MANILA, Philippines >> Two commanders from the Philippines’ largest Muslim rebel group have clashed in a dayslong land feud that has killed at least six combatants and displaced hundreds of villagers in the southern Philippines, officials and the guerrillas said Wednesday.

Von Al Haq, a spokesman for the 11,000-strong Moro Islamic Liberation Front, said one of the group’s commanders, Adzme Kasim, and a rival from a guerrilla faction have been clashing since the weekend, with dozens of their men exchanging gun and mortar fire in Maguindanao province’s Datu Piang town.
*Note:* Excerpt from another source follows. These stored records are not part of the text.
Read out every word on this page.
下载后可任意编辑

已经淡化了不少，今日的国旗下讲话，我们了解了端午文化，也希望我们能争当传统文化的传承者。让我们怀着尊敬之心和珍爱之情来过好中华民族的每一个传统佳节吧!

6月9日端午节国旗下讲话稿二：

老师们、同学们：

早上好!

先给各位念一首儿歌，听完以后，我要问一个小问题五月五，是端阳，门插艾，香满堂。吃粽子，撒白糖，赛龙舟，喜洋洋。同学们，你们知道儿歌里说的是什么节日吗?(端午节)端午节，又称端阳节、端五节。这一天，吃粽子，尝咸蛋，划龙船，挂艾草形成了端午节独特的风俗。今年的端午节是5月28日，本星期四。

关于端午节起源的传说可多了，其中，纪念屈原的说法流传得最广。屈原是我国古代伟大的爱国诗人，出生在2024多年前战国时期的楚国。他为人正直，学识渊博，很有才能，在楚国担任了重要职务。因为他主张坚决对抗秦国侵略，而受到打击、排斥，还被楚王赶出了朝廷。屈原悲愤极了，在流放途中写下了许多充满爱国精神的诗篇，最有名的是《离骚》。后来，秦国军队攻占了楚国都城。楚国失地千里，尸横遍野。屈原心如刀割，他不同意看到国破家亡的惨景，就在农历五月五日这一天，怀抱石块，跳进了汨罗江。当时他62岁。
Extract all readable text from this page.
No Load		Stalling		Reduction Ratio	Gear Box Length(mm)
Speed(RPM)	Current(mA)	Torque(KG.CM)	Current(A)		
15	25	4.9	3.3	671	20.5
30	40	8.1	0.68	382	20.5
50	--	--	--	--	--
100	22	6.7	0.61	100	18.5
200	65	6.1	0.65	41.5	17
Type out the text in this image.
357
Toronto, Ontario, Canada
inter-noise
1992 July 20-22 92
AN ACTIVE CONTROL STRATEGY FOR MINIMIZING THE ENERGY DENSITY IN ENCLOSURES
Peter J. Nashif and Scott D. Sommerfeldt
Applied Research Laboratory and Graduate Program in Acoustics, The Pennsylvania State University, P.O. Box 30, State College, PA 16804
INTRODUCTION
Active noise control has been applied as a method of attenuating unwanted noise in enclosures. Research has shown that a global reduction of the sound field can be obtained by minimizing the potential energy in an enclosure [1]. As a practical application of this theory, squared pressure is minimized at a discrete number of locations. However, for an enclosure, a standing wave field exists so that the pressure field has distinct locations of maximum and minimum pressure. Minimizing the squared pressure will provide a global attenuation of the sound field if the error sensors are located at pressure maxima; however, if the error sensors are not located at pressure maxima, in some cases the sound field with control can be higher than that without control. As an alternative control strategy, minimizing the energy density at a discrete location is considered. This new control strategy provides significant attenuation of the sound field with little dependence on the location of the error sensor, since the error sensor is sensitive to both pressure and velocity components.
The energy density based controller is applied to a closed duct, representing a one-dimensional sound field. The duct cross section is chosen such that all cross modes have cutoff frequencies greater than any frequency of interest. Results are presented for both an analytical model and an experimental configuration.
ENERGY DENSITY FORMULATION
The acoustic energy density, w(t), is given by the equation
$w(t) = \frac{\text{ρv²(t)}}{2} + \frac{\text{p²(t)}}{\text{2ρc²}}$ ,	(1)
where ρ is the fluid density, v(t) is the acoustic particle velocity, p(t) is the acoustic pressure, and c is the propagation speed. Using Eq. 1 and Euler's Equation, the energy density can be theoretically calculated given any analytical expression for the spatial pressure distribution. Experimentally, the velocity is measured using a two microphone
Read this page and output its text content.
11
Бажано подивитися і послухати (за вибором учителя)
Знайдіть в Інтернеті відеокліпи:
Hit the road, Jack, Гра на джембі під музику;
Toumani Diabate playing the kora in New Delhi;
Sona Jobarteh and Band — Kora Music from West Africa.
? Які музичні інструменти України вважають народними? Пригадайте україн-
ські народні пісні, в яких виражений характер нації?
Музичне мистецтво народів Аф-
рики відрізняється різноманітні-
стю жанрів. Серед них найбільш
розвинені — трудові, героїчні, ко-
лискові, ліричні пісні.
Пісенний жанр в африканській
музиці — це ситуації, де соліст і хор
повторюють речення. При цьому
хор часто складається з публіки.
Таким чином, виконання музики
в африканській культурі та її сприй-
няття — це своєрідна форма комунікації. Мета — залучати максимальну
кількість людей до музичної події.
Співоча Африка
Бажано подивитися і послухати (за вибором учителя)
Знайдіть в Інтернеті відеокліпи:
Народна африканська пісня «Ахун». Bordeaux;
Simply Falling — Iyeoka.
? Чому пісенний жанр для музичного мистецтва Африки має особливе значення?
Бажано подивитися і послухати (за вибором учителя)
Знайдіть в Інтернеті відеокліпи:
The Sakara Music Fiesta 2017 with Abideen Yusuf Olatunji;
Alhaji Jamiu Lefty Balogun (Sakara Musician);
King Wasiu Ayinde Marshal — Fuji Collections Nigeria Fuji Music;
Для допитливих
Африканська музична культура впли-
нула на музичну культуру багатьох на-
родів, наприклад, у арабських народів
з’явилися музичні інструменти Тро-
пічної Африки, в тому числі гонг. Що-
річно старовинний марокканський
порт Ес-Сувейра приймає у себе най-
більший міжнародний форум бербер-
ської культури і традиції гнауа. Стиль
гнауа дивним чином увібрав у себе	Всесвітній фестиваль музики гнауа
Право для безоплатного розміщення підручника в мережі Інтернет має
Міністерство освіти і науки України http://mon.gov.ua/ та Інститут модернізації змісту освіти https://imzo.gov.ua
More than 300 families have fled from three Datu Piang villages amid the fighting, which eased Wednesday into sporadic exchanges of gunfire as local officials and rebel leaders tried to pacify both sides.

“We’re trying to control the situation,” Al Haq told The Associated Press by telephone. He said government troops, which were standing by four miles (six kilometers) from the fighting, had been warned not to meddle.

Such violent clan conflicts, known locally as “rido,” have long been a nagging security concern in the southern Philippines, which for decades has seen Muslim rebellions pester the resource-rich but impoverished Mindanao region, homeland of minority Muslims in the predominantly Roman Catholic country.

Such conflicts, stoked by large numbers of illegal weapons and weak law enforcement, are usually set off by disputes over land, politics or businesses.

The government’s chief negotiator, Marvic Leonen, has expressed concern over frequent infighting within the Moro rebel group, saying Wednesday that he hoped guerrilla leaders could show that they can control their men.

A cease-fire monitored by Malaysian-led foreign troops has held between government forces and the rebels, with no clashes reported this year. At least three major clan wars, however, have erupted this year among Moro Islamic Liberation Front fighters, displacing thousands of villagers, Leonen said.

Al Haq said the two rebel commanders in Datu Piang, about 560 miles southeast of Manila, were contesting ownership of a narrow but fertile piece of land wedged between a vast marshland and a major river.

On Sunday, a rival commander, Abunawas Ebad, attacked a village controlled by Kasim, who then gathered his forces and fought back. Two days later, Ebad captured another nearby village held by Kasim, occupying the village hall and a mosque. Heavy fighting eased Wednesday but snipers from both sides continued firing, the military and rebels said.